Leave it up to the women of the world to get things done when the men can't agree on anything (what else is new?). As male senators take advantage of the government's shutdown by going on golf trips, the females are finally taking charge.
Frustrated by the stalemate, Maine Senator Susan Collins, a Republican, churned out a three-point plan two weeks ago that she believed both parties could agree upon. Days later, two other Republican female senators, Alaska's Lisa Murkowski and New Hampshire's Kelly Ayotte, both eagerly signed on.
According to the New York Times, by working together, "the three women started a bipartisan group whose negotiating framework formed the centerpiece of a tentative Senate deal nearing completion Monday to reopen the federal government and avert a disastrous default."
“I don’t think it’s a coincidence that women were so heavily involved in trying to end this stalemate,” Ms. Collins said. “Although we span the ideological spectrum, we are used to working together in a collaborative way.”
While the Senate is still dominated by men, the women were the driving forces that formulated a negotiated settlement. They were brave enough to put aside threats from their respective political affiliations in order to advance the best interests of the states they represent.
“I probably will have retribution in my state,” Ms. Murkowski said. “That’s fine. That doesn’t bother me at all. If there is backlash, hey, that’s what goes on in D.C., but in the meantime there is a government that is shut down. There are people who are really hurting.”

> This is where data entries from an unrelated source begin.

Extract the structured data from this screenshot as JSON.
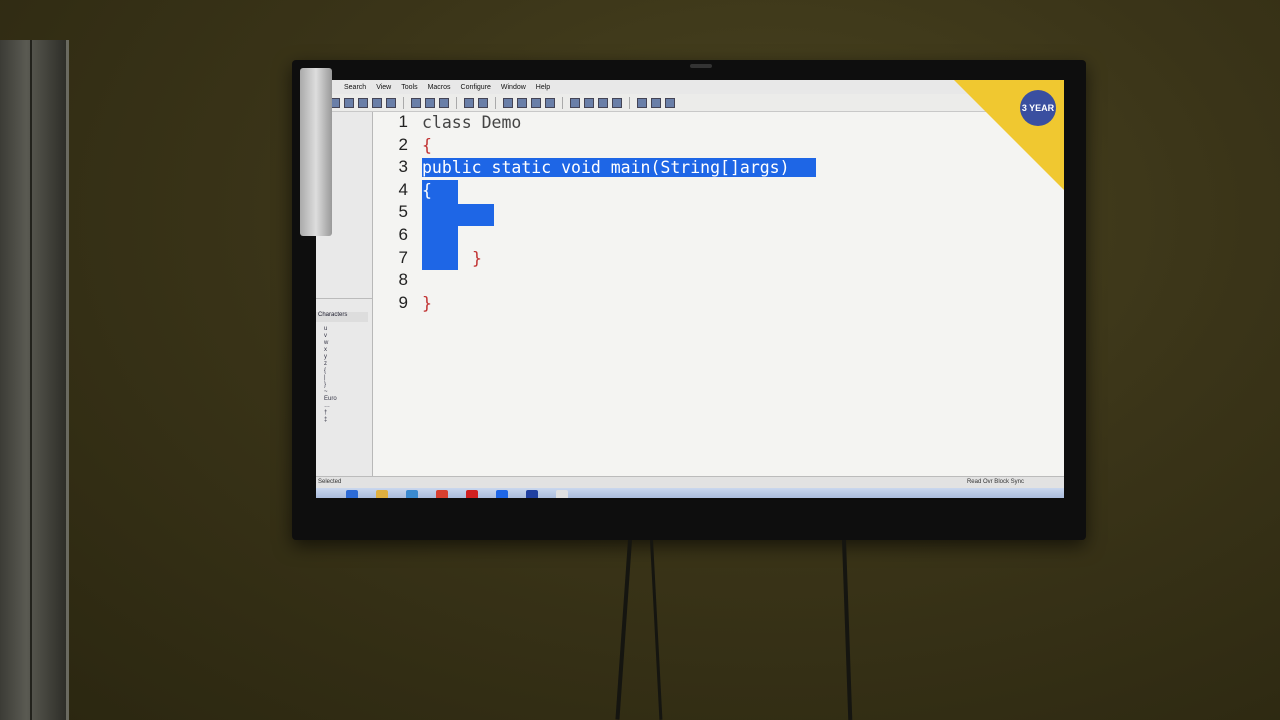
{
  "menu": {
    "items": [
      "Search",
      "View",
      "Tools",
      "Macros",
      "Configure",
      "Window",
      "Help"
    ]
  },
  "editor": {
    "line_numbers": [
      "1",
      "2",
      "3",
      "4",
      "5",
      "6",
      "7",
      "8",
      "9"
    ],
    "lines": [
      "class Demo",
      "{",
      "public static void main(String[]args)",
      "{",
      "",
      "",
      "}",
      "",
      "}"
    ]
  },
  "sidebar": {
    "panel_title": "Characters",
    "list": [
      "u",
      "v",
      "w",
      "x",
      "y",
      "z",
      "{",
      "|",
      "}",
      "~",
      "",
      "Euro",
      "",
      "…",
      "†",
      "‡"
    ]
  },
  "status": {
    "left": "Selected",
    "right": "Read  Ovr  Block  Sync"
  },
  "sticker": {
    "badge": "3 YEAR"
  },
  "colors": {
    "selection": "#1e66e6",
    "brace": "#c03030"
  }
}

Two notable Democratic women, Senators Barbara A. Mikulski of Maryland and Patty Murray of Washington, also engaged with the three females to offer a successful compromise.

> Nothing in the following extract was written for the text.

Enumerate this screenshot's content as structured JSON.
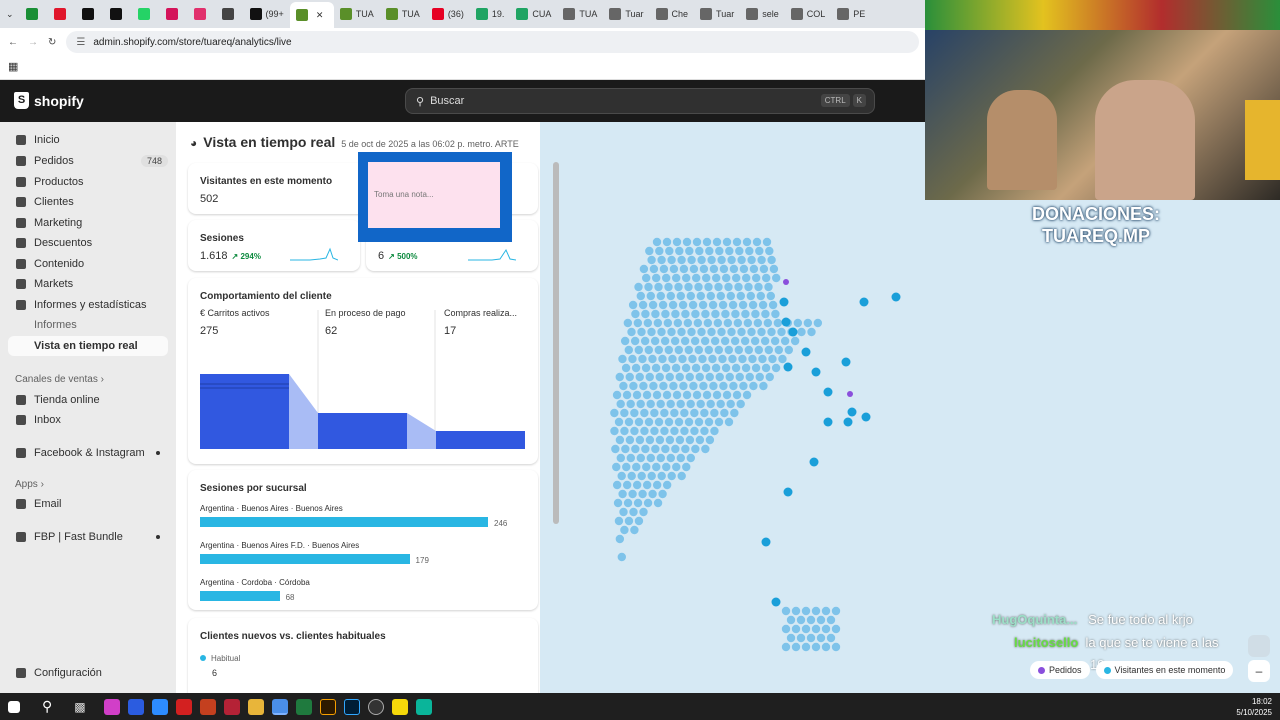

The New York Times accurately summarizes the value of these ladies. "Together, the five senators starkly showed off the increasing power of women — even those who are not on the relevant committees — as their numbers grow in the upper chamber. Of the 13 senators on a bipartisan committee who worked on the deal framework, about half were women, even though women make up only 20 percent of the Senate."
Even the men are impressed. Senator Joe Manchin III, Ms. Collins’s first Democratic collaborator, said: “That gender mix was great. It helped tremendously.” He added: “Would it have worked as well if it had been 12 women or 12 men? I can’t say for sure, but it worked pretty well with what we had.”
As Washington quickly nears a "possible default on federal obligations" in just two days, these women play an important role in finding a fair solution. "The women showed pragmatism as negotiators in the midst of fierce partisanship and a level of frustration with the leaders of both parties that reflect their constituents and the nation."